The iconic analysis of the economic textbook since the 19th century has been Marshall's Cross: the sloping supply and demand curves, intersecting to determine price and quantity sold, in a (metaphoric) market.

A witty geometrician might observe that the Economist has overturned Euclid, in drawing this familiar graph: instead of two points determining a line, two lines determine a point.  The joke is actually profoundly important: this economic analysis is overdetermined.  Whatever price and quantity transacted, there are always two available explanations:  supply and demand.

What one can actually observe is the price and quantity transacted.  The rest of the supply or demand curve is a counterfactual supposition: an act of imagination tempered by subjective assessments of plausibility.

The result is arguments between economists, over whose counterfactual is better.

Monday, December 20, 2010

Steve Keen

I haven't read Steve Keen's Debunking Economics, but, maybe I will, now that I am writing this blog.

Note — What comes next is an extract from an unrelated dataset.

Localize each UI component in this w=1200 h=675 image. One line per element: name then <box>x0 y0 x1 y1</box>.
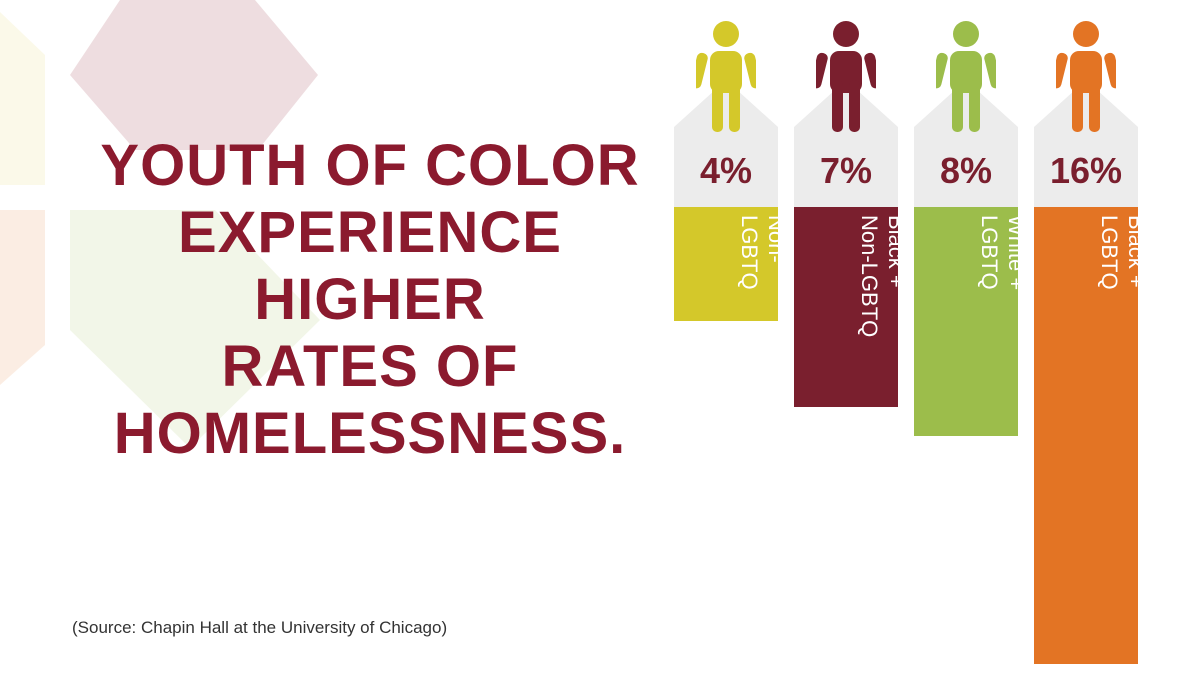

Steve Keen is an Economist, and writes as an iconoclast and heretic, as much as a critic.  He advocates for the out-party Heterodox against the in-group, Orthodox.  It's a dispute I don't care about, to be honest.

Professor Keen does take seriously the fundamentals of economics, and especially the fundamentals as represented in the textbooks, particular the introductory, "Econ 101" textbooks.  That's where my critique and his may intersect, since many economic arguments in the public political discourse derive their intuition and authority from Econ 101.  The extent to which Econ 101 theory is faulty, or commonly misunderstood and misconstrued, is a real problem for the quality of the public discourse, as well as for Economics as a programme of academic research and teaching.

The simple fact that Economics can have a division between the "Orthodox" and the "Heterodox" may indicate that something is seriously wrong in the Academy.  No academic discipline can usefully admit dogma to its doctrine.  It may be useful, later, to explore a bit the epistemology of religion and science.

First Post: Purposes and Themes

I am not an economist, and really have no business writing a blog, where I pontificate on what is wrong with economics, but . . . here I am and here I blog, nevertheless.

I have great respect for the importance of economics as a subject of study and a guide to politics and policy.  Of the academic profession, I have more doubts.  I decided to write this blog, because I keep having ideas for posts that might fit on such a blog.  Maybe, the ideas will run out on me, now that I have a place to put them. 

I am going to try to maintain some reasonable standard of respect for the business of seriously considered economic ideas, and not be a complete philistine.  I intend to be a Critic, not a Crank.  It has been said that those, who cannot do, teach; and those, who will not teach, criticize.  That may well be true of me.